In-depth analysis of the APMs performance cost in Node.js

by:

in Node.js on Jan 25 2022

TL; DR: Based on the APMs benchmarks results it is that one of the main performance problems for a Node.js application in a production environment is the usage of the very same applications in charge of monitoring the performance for the application itself. This article explains how with an in-depth analysis to show why using most APMs in a Node.js application can be very expensive performance-wise and how N|Solid is different.

Intro

In NodeSource, since last year, we started an effort to provide visibility for a problem affecting the performance of many users in their production environment.

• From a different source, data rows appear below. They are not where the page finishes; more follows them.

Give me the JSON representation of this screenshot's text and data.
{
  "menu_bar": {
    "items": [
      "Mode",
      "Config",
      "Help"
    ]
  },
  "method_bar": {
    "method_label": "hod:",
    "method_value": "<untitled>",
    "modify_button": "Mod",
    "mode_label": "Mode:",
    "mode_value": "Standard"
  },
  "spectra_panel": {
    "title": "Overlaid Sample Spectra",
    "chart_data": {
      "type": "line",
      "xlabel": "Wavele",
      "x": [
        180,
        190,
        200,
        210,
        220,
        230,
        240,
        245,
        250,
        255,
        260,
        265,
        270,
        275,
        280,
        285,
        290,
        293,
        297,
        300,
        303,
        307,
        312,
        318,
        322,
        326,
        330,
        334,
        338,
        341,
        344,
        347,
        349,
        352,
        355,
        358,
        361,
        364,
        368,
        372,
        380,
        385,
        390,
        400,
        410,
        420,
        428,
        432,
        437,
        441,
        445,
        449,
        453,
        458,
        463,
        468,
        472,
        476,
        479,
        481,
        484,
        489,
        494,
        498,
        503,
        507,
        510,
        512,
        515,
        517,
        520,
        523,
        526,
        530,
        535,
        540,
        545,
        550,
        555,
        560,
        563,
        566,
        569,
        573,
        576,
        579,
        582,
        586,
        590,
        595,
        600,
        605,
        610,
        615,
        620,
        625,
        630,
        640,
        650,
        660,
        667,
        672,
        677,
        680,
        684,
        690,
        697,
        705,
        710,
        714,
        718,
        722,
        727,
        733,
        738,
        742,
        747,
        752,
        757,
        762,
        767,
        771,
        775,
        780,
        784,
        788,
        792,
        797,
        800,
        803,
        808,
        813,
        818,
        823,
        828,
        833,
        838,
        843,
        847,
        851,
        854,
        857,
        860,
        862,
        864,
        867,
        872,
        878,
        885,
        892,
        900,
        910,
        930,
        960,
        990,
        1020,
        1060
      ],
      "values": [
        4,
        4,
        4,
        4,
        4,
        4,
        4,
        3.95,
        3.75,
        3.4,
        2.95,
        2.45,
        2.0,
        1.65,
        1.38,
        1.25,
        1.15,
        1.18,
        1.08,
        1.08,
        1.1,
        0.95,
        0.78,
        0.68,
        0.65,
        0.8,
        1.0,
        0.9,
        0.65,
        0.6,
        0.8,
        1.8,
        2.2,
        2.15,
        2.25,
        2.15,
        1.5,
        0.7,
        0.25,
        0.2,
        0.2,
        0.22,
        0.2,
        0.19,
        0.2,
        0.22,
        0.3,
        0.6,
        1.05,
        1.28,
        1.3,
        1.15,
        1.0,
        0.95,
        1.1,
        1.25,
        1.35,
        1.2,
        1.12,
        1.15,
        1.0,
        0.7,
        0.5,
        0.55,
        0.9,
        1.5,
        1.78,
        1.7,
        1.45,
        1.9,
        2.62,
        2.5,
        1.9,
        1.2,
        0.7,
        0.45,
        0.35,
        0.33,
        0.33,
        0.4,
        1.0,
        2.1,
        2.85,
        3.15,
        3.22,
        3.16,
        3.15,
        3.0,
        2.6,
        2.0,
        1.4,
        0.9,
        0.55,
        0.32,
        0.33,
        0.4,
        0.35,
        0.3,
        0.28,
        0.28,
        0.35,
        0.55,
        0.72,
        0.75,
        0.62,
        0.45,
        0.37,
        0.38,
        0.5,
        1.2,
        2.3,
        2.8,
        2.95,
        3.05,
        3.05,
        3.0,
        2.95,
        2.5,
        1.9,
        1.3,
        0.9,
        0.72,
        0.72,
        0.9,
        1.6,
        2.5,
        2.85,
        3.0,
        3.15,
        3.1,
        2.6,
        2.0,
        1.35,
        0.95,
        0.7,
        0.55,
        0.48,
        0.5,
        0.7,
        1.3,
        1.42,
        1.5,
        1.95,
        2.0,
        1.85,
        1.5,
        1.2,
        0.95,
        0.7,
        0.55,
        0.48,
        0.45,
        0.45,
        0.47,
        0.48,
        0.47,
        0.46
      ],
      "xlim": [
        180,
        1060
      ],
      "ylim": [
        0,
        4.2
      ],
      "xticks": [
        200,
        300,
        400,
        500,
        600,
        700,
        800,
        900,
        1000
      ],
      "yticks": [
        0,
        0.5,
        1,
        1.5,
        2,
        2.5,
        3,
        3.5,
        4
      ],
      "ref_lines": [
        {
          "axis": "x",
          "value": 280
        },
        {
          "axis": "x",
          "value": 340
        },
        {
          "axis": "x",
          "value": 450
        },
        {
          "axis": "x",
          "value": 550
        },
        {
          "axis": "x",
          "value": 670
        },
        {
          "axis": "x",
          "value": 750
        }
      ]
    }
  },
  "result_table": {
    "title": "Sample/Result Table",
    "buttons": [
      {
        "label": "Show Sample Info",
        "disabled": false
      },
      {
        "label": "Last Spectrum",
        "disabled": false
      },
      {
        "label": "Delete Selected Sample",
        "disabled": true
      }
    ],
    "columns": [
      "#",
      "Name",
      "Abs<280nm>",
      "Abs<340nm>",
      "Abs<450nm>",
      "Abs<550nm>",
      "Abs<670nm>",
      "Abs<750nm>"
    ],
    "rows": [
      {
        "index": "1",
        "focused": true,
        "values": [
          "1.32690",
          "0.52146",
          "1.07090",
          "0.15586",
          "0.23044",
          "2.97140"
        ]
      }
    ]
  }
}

While helping many different customers, we found that one of the principal causes of substantial performance degradation is the usage of applications providing observability over their processes operations. These applications are commonly known as APM (Application Performance Management).

We launched an open source benchmark showing multiple key metrics comparing a few different solutions widely used in the Node.js ecosystem. The results are catastrophic; many cases show more than 100% overhead.

APMs-benchmark-performance-tool

An example would be the scandalous situation of having a simple hello-world server dispatching 45.000 requests in 60 seconds, dropping drastically to just serving 15.000 requests by adding one of the most common APMs out there.

In November 2021, I did a talk in the excellent conference NodeTLV where I talked about performance issues in production environments; obviously, one of the main topics was uncovering the cost of using APMs in Node.js applications. Later, I received great feedback from some very reputable members of the Node.js community and speakers at the same conference. They asked not just to see the results but provide an in-depth technical explanation of the performance cost, and this article pursuits that goal.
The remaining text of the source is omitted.